5. Set meetings after the festival/market. Don’t worry if you aren’t able to get a meeting during the actual festival or market. Buyers are usually slammed with trying to watch films and make deals, and companies who are trying to sell films are busy doing just that. There is precious little time for meetings with prospective projects, but the beauty of virtual markets is that it doesn’t matter where people are from, you can still schedule meetings afterwards. That’s the beauty of the internet! So follow the same advice above to reach out and set up meetings on dates outside of the festivals or markets.
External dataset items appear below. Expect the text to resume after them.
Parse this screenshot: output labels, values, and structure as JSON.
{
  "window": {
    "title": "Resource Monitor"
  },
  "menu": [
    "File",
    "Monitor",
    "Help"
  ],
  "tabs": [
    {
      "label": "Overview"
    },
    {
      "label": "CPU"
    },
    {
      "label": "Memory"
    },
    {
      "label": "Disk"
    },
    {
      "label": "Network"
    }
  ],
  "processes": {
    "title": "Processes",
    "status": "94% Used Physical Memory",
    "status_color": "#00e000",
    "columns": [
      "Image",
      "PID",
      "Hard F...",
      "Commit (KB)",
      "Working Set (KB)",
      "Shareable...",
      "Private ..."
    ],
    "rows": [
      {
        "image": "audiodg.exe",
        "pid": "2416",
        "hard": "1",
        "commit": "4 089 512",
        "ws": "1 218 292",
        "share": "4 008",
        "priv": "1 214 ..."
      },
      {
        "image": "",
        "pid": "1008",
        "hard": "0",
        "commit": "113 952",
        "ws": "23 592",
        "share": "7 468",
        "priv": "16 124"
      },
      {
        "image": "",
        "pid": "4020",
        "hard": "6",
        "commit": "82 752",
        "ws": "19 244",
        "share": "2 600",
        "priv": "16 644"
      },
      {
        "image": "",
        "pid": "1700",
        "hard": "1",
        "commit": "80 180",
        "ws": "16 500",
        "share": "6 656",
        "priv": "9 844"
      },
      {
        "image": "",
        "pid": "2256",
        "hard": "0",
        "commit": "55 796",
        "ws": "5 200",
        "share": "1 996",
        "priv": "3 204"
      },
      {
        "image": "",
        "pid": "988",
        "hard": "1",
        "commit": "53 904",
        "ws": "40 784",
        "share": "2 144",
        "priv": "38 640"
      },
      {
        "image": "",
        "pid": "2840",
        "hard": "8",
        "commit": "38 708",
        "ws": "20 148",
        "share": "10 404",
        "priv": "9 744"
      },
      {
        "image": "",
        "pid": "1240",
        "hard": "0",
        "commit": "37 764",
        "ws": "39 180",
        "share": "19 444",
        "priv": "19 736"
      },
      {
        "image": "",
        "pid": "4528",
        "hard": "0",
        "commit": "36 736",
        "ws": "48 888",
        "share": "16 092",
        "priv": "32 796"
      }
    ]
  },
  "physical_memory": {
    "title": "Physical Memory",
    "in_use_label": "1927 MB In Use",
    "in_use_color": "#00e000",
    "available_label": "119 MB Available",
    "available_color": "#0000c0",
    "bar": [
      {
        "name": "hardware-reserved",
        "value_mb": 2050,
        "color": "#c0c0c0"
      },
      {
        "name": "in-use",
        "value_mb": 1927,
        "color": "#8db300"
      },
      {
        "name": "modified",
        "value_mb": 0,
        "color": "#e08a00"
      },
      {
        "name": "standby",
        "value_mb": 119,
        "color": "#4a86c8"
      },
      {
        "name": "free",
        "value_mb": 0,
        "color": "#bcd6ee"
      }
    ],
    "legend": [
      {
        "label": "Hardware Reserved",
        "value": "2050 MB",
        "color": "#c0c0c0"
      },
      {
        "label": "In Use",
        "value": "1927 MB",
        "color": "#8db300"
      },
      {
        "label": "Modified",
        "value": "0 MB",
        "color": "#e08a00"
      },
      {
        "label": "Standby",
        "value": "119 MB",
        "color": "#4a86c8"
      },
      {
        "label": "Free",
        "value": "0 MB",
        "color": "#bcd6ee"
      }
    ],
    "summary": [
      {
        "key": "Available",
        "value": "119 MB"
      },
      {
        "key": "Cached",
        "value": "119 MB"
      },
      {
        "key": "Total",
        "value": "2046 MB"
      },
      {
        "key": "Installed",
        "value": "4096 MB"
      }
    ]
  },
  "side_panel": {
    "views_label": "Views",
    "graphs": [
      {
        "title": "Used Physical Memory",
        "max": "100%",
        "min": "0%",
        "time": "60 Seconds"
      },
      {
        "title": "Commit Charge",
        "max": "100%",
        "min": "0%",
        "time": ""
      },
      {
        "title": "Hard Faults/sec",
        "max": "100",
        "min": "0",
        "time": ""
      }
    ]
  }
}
This is usually called a “general” meeting for the company to get to know you as you pitch your project.
6. Follow up, follow up, follow up! The art of the follow up is a beautiful dance that I am still learning. But from someone who’s been on both sides of this dance, I am much more likely to read someone’s script if they actively, considerately, and regularly follow up and remind me to. If you send materials, give it at least two weeks before following up. Then try to follow up with some news or an update about the project: “Hey I just wanted to update you that…” If they’ve requested the materials, that means they want to look at them, but it’s impossible to predict what someone else has on their plate at any given time. So keep following up!